Unprepared dan shock, aku sama sekali tidak mengerti apa yang sesungguhnya sedang terjadi apalagi ditambah dengan semua orang menatap ke arah kami. I mean, we are in the theater, no body looking for stressful-condition in there!

To be honest, kejadian itu menjadi nightmare buatku dari segala macam jenis verbal abuse yang pernah kuterima. Bukan masalah offensiveness dia kepada fisik saya (meskipun jelas ini sangat mengganggu), namun yang tidak aku mengerti adalah sbb:
1. I asked politely! dengan menggunakan kata minta tolong, i deserve better reaction!
2. He and his wife are an adult person, with their child sitting beside them dan yang sedang mereka hadapi adalah orang-orang yang usianya tidak berbeda jauh dengan anaknya.
3.  Why on earth they are so mean to strangers. STRANGERS who don't hurt them, instead asking something!
4. Alasan mengapa mereka bisa menjadi sangat pongah. Rich family? giant body? keluarga mafia?


And shocker, ketika dia berdiri, tingginya tidak lebih daripada tinggi rata-rata laki-laki Indonesia.

Bahkan hingga detik ini, saat menulis, aku masih belum bisa menemukan alasan dibalik verbal abuse yang dia sampaikan. Dan pada saat itu, My faith to humanity at the lowest level ever.

Keesokannya, masih dengan perasaan biru yang sama, seperti biasa aku berangkat ke kantor di pagi hari dan melewati rute-rute sehari. Tepat di pertigaan yang sempit dan merupakan alasan kemacetan utama di jalan tersebut, seorang supeltas (sukarelawan pengatur lalu lintas) berdiri dengan gagah di tengah jalan, menjadi dirijen utama emosi dan ego setiap pengemudi yang ingin menginjak gasnya dengan cepat dan tepat. 

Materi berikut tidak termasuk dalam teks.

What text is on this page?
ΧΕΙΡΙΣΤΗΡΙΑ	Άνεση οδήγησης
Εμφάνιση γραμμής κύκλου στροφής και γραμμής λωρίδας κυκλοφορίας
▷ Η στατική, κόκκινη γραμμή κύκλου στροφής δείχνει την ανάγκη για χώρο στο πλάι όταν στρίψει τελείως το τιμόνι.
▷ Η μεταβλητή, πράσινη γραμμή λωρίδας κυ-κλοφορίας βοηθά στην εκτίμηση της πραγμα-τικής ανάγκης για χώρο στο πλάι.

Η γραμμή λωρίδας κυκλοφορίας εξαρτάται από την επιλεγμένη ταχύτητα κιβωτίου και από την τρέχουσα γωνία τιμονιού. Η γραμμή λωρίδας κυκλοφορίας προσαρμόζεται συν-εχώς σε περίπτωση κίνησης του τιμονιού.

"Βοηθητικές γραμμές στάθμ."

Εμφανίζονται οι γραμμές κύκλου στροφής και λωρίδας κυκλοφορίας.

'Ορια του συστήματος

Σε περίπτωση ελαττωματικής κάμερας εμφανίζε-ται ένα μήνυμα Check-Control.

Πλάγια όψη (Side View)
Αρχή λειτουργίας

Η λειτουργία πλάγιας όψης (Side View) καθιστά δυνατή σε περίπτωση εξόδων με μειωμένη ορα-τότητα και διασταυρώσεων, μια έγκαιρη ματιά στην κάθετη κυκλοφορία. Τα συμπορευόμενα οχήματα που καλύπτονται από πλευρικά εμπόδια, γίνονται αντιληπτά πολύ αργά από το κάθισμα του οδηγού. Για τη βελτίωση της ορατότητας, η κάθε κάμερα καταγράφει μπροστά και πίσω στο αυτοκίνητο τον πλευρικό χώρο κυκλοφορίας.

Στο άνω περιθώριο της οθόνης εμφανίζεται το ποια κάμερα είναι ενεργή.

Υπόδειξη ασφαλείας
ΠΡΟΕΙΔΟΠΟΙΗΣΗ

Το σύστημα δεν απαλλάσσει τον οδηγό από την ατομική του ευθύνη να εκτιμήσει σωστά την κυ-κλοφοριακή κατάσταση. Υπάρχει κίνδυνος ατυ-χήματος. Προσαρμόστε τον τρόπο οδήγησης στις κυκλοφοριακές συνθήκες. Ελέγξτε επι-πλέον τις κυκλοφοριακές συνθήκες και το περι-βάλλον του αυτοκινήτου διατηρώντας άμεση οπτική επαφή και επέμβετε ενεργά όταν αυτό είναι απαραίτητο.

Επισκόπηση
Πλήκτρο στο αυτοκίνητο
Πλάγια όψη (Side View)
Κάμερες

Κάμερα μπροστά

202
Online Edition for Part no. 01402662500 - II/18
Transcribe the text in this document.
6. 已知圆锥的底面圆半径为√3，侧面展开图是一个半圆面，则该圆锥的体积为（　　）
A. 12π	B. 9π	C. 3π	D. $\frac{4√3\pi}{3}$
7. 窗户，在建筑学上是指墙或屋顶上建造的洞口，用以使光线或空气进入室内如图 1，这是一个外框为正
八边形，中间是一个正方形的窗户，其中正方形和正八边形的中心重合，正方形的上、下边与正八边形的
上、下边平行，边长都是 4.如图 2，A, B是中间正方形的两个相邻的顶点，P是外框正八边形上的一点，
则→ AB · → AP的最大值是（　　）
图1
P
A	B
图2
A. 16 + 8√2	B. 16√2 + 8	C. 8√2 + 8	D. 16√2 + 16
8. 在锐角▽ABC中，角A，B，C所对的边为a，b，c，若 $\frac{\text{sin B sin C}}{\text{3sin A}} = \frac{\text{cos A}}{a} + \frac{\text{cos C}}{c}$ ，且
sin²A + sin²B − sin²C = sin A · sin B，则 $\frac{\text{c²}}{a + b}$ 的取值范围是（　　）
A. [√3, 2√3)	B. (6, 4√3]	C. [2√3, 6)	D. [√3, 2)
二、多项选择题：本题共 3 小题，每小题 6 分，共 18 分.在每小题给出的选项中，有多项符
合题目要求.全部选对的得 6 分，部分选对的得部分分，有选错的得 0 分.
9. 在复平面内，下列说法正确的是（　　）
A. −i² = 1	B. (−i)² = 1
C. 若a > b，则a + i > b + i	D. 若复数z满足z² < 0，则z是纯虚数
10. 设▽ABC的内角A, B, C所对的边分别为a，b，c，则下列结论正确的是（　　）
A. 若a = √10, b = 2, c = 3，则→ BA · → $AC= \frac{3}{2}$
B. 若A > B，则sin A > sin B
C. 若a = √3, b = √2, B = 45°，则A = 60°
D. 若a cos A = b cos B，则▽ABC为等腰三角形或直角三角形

Karena macet, dan matahari mulai agak naik, hampir semua pengemudi kehilangan kesabarannya. But hey, this is life! We can't get everything what we want. Setiap orang ingin diprioritaskan, namun tidak seharusnya menjadi penyebab kemacetan lebih panjang. Beberapa pengemudi dengan tidak sabar melanggar arahan lalu lintas dari Supeltas, dan akhirnya membuat kemacetan makin panjang. Pertigaan itu terkunci. 

Menariknya, seorang bapak-bapak, di paling depan, alasan mengapa jalan terkunci akibat ketidaksabarannya mengamuk. Memaki-maki supeltas tersebut sambil menunjuk-nunjuk otak.

Wow! Kejadian itu tepat di depanku, dan sekali lagi membuatku berfikir keras. What's wrong with these peoples?

Kejadian dua hari berturut-turut tersebut akhirnya kuceritakan pada teman-temanku. Seperti aku, kejadian pertama sangat unacceptable bagi mereka, sedangkan untuk kejadian kedua komentarnya agak berbeda:

"Yaelah kemana aja, kayak baru kemaren aja tinggal di Jakarta,"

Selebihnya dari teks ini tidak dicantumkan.